Museum Negeri Sumut Gelar FGD KKM 2022 Tentang Uis dan Makara

Museum Negeri Sumut Gelar FGD KKM 2022 Tentang Uis dan Makara
Kepala Museum Negeri Sumut, Rachmat Hadi Saputra Harahap, SE sedang memberikan penjelasan tentang Uis dan Makara pada acara FGD KKM 2022 tentang Uis dan Makara, Selasa (12/7/2022), di Rahmat Internasional Wildlife Museum & Galery. (Foto: Museum Negeri Sumut/Bisanews).

MEDAN | Bisanews.id | Kepala UPT Museum Negeri Sumatera Utara (Sumut), Rachmat Hadi Saputra Harahap, SE secara resmi membuka kegiatan Forum Grup Diskution (FGD) Kajian Koleksi Museum (KKM) 2022 tentang Uis dan Makara, digelar Selasa (12/7/2022), di Rahmat Internasional Wildlife Museum & Galery.

Dalam sambutannya Rachmat mengatakan Makara adalah arca berbentuk hewan mitos yang konon hidup di Sungai Gangga, India. Biasanya Makara diletakkan di ujung pipi tangga bangunan candi.

Makara dari Biara Sitopayan, Kabupaten Padang Lawas Utara merupakan koleksi pertama Museum Negeri Sumut. Peletakannya dilakukan Presiden Soekarno pada 1954 lalu.

“Adapun Uis adalah wastra dari Tanah Karo dengan beragam variasi motif dan makna yang kaya. Sungguh disayangkan kedua jenis objek yang memiliki nilai tinggi tersebut masih jarang diangkat dan dikenali masyarakat”, terang Rachmat.

Museum, kata mantan Kepala UPT Taman Budaya itu, adalah lembaga yang bersifat tetap, tidak mencari keuntungan, melayani masyarakat dan perkembangannya, terbuka untuk umum, yang mengumpulkan, merawat, meneliti, mengomunikasikan dan memamerkan warisan budaya dan lingkungannya yang bersifat kebendaan dan tak benda untuk tujuan pengkajian, pendidikan dan kesenangan.

Defenisi museum menurut icon ini menunjukkan bahwa salah satu tugas penting museum adalah meneliti koleksi-koleksinya.

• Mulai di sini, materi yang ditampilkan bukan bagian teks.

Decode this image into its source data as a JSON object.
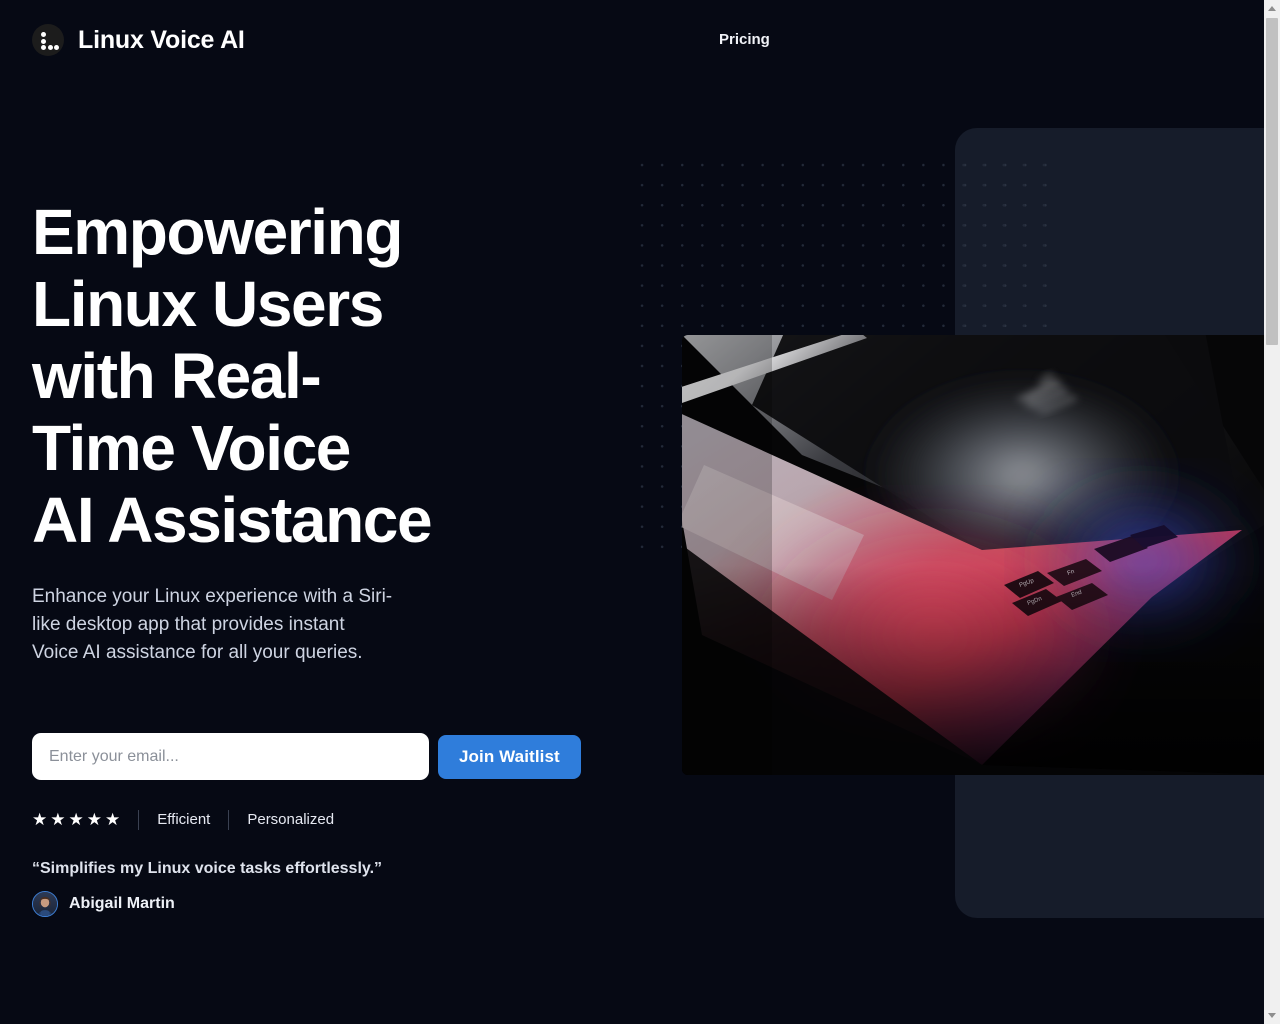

“Pada tahun 2022 ini Museum Negeri Sumut melakukan kajian koleksi terhadap Uis dan Makara. Harapannya, selain dapat memperkaya data mengenai koleksi terkait, museum juga berkeinginan, kajian terhadap kedua objek ini akan membuka jalan untuk mengenalkannya kepada masyarakat luas,” sambungnya.

Selanjutnya, Rachmat juga mengatakan pihaknya mengadakan focus group diskussion tersebut dengan harapan akan dapat semakin menyempurnakan kajian yang dilakukan terhadap Uis dan Makara.

Diskusi menghadirkan dua nara sumber, yakni Drs. Yoe Anto Ginting Jawak dan Lolita Refani Lumban Tobing, S. Hum, serta dimoderatori Imam Mahdi Pane, S. Pd.

Baca Juga:  Taman Cadika, Wow Keren Kali!

Lolita dalam makalahnya mengatakan, sekitar 1980-an masih ada orang Karo yang menenun Uis, namun di masa kini tidak terlihat lagi.

“Di tahun tersebut kami masih menjumpai penenun Uis. Tapi saat ini sepertinya saya sudah tidak menemui lagi ada penenun Uis di Tanah Karo, ” ujar Lolita.

Mengutip L. Tarigan (2002), awalnya bahan-bahan yang mereka gunakan adalah kambayat (kapas) yang ditanam masyarakat, kemudian dipintal menjadi benang.

“Untuk mewarnai benang tersebut dipergunakan air (lau) abu, kapur, kurung gering, (kunyit), dan tetap berasal dari tanaman yang bernama Sarap,” imbuhnya.

Hadir dalam acara tersebut Kepala Museum Perkebunan Indonesia, Lukas Pertanda Koestoro, Ketut Wiradnyana, para ketua prodi dari berbagai universitas di Kota Medan, para pelestari dan komunitas sejarah dan budaya, serta mahasiswa.